LOOKING AT MY FUTURE AS I LET GO A PAST

By Grumpy Gramps for CrossDove Writers

First, I want to wish everyone a Blessed New Year for 2021 as we all step into the next 12-month adventure with high hopes of a better ride than any of us had in 2020.

For me, I start the new year looking down a road that will be traveled without one of my closest confidants, mentors, friend, teacher, and pastor – my Dad.

Last spring my three siblings and I began travels with our Dad that saw him begin to have major memory issues as he traveled toward his 90th birthday in December.

My Dad was a communicator and when his memory began to fail him, he became very frustrated and depressed.

By the end of the summer, we were forced to take away his driving privileges and that did not sit well with him, even as he knew we were correct in doing so.

In the early fall he began to have issues with his balance and walking, enough changes that we decided to celebrate his 90 birthday two months early in mid-October, and what a celebration it was.

By the time December rolled around, my brother (who lives just 15 minutes from our Dad) and my sister who lives just over an hour away became like 24-hour caretakers and we all made the decision to hire caretakers to help, with one working three days a week and someone being in the house overnight, every night.

On December 21, Dad went to take a nap and pretty much never woke back up. All four of us siblings arrived the following day and took turns keeping vigil along with the caretakers and home hospice through Christmas Day.

This is the week when I realized I was looking straight into the face of mortality and I was not exactly happy having to do it.

The end for me came on Christmas afternoon when I took several extra turns sitting with Dad while I shared many, many memorable times we had in the hopes that he could still hear what I was saying. Late in the afternoon, I also gave him my final goodbyes as I had to return to my home in Central Kansas to refill my own meds and get some clothes.

My wife, when I headed up to Dads on December 22, told me that every moment I had with him I needed to say four things – I Love You, I am Sorry, I am Grateful, and It is okay to go home to heaven. And I pretty much did all those things several times over.

When one looks up the definition of ‘mortality’ it will say it is ‘the state of being subject to death’.

While many of my family and friends know, I have had several instances in my life where death knocked on my door, including rolling a small pickup at 75 miles per hour on the interstate less than five miles from home and again in late November of 2012 when death used a club to bang on my door of life as I literally died for several minutes in the local ER from a massive heart attack.

But neither of those shook me like the look at mortality the week of Christmas as I watched my Dad slip away from his earthly realm.

When my brother called and told me that my father had passed, I realized immediately two things.

One, I was now the oldest male carrying on the Snesrud name in our one corner of our family tree, and two, I realized I was not ready or prepared for my own possible mortality.

I am not sure I am ready for the responsibility of either thought, especially when I seem at times to struggle with living my own life more fully while being disabled due to lung, heart, and mental issues.

What I did come to terms with, is that I must consider preparing for my own mortality as with my health issues – we just do not know when that moment may come.

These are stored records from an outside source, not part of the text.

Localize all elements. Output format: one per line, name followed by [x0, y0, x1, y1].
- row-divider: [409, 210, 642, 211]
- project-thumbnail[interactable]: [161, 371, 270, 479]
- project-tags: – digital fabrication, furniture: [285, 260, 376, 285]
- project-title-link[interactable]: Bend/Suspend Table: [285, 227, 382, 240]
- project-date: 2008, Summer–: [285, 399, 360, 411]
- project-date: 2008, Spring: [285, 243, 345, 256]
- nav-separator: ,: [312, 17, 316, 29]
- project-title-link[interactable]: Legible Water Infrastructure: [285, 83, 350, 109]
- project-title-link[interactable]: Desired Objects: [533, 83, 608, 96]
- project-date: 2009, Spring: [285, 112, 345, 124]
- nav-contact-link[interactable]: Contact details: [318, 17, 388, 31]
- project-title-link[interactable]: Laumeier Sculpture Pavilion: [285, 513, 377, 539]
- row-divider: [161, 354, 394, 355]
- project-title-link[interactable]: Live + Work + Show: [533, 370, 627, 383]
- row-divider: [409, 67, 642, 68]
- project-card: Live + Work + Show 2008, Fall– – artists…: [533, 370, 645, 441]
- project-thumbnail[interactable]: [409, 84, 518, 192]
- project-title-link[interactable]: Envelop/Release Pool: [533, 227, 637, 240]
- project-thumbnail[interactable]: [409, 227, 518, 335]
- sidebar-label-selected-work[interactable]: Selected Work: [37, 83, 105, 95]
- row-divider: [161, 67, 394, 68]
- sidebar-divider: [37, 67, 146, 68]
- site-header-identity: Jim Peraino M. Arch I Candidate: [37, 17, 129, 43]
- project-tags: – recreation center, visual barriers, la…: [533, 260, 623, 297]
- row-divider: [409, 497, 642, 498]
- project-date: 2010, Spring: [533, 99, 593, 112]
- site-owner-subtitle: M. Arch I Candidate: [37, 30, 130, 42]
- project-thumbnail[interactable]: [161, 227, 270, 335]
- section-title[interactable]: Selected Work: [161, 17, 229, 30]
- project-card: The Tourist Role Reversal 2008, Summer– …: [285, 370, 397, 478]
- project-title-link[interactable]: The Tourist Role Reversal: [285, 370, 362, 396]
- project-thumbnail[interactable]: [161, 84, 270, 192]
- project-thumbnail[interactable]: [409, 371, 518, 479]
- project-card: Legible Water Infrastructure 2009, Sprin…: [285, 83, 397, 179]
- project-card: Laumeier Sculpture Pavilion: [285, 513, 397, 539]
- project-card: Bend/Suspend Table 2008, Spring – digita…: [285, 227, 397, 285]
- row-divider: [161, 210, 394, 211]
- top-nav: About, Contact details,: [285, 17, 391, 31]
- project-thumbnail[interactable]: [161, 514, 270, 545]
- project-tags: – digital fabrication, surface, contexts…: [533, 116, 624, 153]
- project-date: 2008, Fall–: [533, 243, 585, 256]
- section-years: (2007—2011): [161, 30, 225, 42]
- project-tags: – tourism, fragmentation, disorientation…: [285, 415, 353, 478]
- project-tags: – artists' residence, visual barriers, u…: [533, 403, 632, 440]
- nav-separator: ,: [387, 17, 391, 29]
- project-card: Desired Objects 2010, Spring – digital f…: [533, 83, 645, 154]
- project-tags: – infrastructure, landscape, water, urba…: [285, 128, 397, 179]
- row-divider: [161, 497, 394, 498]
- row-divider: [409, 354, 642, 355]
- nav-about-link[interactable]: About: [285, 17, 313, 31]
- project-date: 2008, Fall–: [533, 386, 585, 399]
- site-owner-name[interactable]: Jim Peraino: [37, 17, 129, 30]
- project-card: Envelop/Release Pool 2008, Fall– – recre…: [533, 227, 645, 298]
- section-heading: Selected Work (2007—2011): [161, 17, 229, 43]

Dad, despite his failing memory and health the final six months, was prepared and so much so that my sisters discovered that he even had planned ahead for Christmas and found his final set of envelopes with monetary Christmas gifts for each of us siblings and spouses, as well as all the grandkids and great grandkids. He knew.

Letting go of my past, or my Dad, I also realized those couple of things which he and I have in common and that is a gift of always making a connection with people and the ability to communicate through writing.

With him it was his sermons that he gave over 40-plus years as a pastor.

For me it is with my few websites that cover COPD and Chronically Ill issues, Food, Local area sports and news, and my other writing such as this Grumpy Gramps.

My mortality is not known, and while I know I must begin planning for it just in case it happens – I also know that I can carry on my Dad’s legacy with my writing.

With my writing I can help convey to people things to make them think, listen, feel, and respond while showing and conveying how no matter the situation life can be full of joy, faith, hope, grace, and love – just as my Dad did for so many years.

So, in visually taking on the slow demise of my father’s health and life as we had always known it, to the point of his passing from this earthly realm to the next spiritual adventure, I was grasping the idea of my own mortality and with it, the thoughts of just what may lay ahead for me and those who travel along with me in this earthly world.

In ‘grasping mortality’ I looked at myself in the mirror and realized that I still have a whole lot to offer with my gift of writing and talking.

In ‘grasping mortality’ I now know I must take on the full responsibility to those around my life travels in sharing things I may know, things I think others should know and the reality that we are all tied together in one way or another.

In ‘grasping mortality’ I have an obligation to reset my own legacy once again as to what others, including my family and closest friends, will be thinking over, remembering, and holding in their minds and hearts when I, like my father, may come face-to-face with my own mortality at a time which I do not know.

This is all about where my heart is at this moment of time.

This is all about my HOPES & FEARS for the NEW YEAR!!

With that – hugs, prayers, blessings, and happy thoughts from Grumpy Gramps.